There comes a host across the clear sea, to the land they display their rowing. Then they row to the bright stone from which a hundred songs arise,
Through the long ages it sings to the host a melody which is not sad. The music swells up in choruses of hundreds, they do not expect decay or death.

This otherworldly character persisted into the Christian era.

Delighted I think I might be in the bosom of an isle, on the peak of a rock, that I might often see there the calm of the sea.
That I might see its heavy waves over the glittering ocean, as they chant a melody to their Father on their eternal course...

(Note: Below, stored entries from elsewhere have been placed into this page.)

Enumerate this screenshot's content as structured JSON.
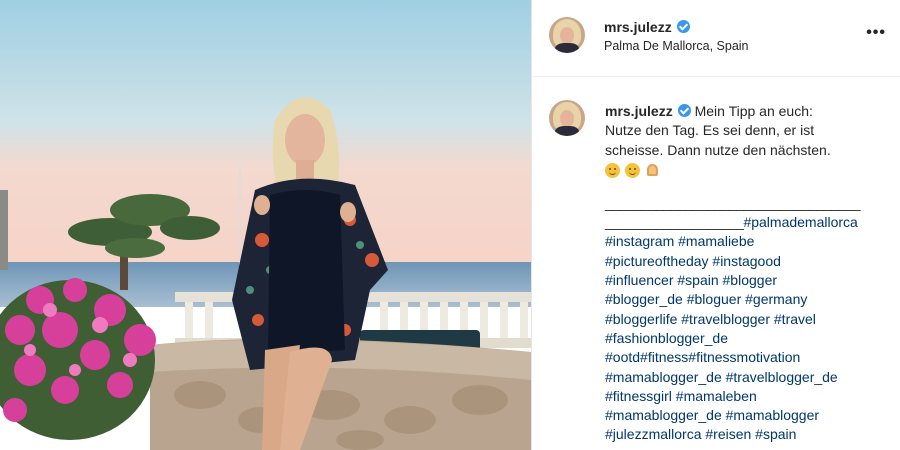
{
  "post": {
    "username": "mrs.julezz",
    "location": "Palma De Mallorca, Spain",
    "more_icon": "more-horizontal-icon",
    "caption": {
      "text_lines": [
        "Mein Tipp an euch:",
        "Nutze den Tag. Es sei denn, er ist",
        "scheisse. Dann nutze den nächsten."
      ],
      "emojis": [
        "smiling-face-icon",
        "rolling-laughing-face-icon",
        "flexed-biceps-icon"
      ],
      "dash_line_1": "___________________________________",
      "dash_line_2": "___________________",
      "first_tag": "#palmademallorca",
      "hashtag_lines": [
        "#instagram #mamaliebe",
        "#pictureoftheday #instagood",
        "#influencer #spain #blogger",
        "#blogger_de #bloguer #germany",
        "#bloggerlife #travelblogger #travel",
        "#fashionblogger_de",
        "#ootd#fitness#fitnessmotivation",
        "#mamablogger_de #travelblogger_de",
        "#fitnessgirl #mamaleben",
        "#mamablogger_de #mamablogger",
        "#julezzmallorca #reisen #spain"
      ]
    }
  },
  "colors": {
    "verified": "#3897f0",
    "hashtag": "#00376b",
    "text": "#262626"
  }
}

Rather than viewing the living world as an endlessly repeating cycle, Christianity teaches that there has been, and will be, only one creation, a creation which will play itself out in a culminating event at the end of history. Christ came to show those who were willing to listen how to keep from having their souls destroyed when time comes to an end. The feast of Christmas commemorates Christ's entry into the world, and focuses on the miracle of birth- not just his birth, but everyones's birth. Coming to be is a miracle to be celebrated, and the goal of a life is to be worthy of attaining an eternal life of bliss. I have yet to encounter any other religion with teachings remotely like this. I have read extensively about old mythologies at an earlier stage of my life, and when I came around to look again at the Catholic teachings of my youth I was very surprised to discover how unique and unlike paganism Christian beliefs are. I'm a little sorry that I wasn't taught in Catechism about those older beliefs. If I had been I might have been less inclined to be impressed by their novelty. What is the truth? It's for each of us to decide, but according to the Church, there are serious consequences for deciding wrong.
In our age it's especially important to celebrate a day that makes birth and childhood sacred. It's such an ordinary thing for a child to be born that it's easy to forget that nothing could be more miraculous. And in the dark cold days of winter, that's something worth remembering. It's in the winter that the year dies, but also it's after the solstice that the sun begins to resurrect itself. Spring, and new life, is on its way.
My favourite Christmas poem was written by Thomas Hardy. It may be a little corny but I don't care. It's called The Oxen.
Christmas eve, and twelve of the clock.
'Now they are all on their knees,'
An elder said as we sat in a flock
By the embers in hearthside ease.

We pictured the meek mild creatures where
They dwelt in their strawy pen,
Nor did it occur to one of us there
To doubt they were kneeling then.

So fair a fancy few would weave
In these years! Yet, I feel,
If someone said on Christmas Eve,
'Come, see the oxen kneel

'In the lonely barton by yonder coomb
Our childhood used to know,'
I should go with him in the gloom,
Hoping it might be so.

The tide was high when I went by Clover Point today and the wind was driving the waves against the breakwaters and berms. Not as spectacular as during a real storm, it is nevertheless always impressive to feel the weight of the Pacific Ocean pounding the beach. Even at noon the sun is not far above the horizon and its light feels weak and pale, but it's all the more beautiful for all that.
May we all be blessed on Christmas and throughout the New Year.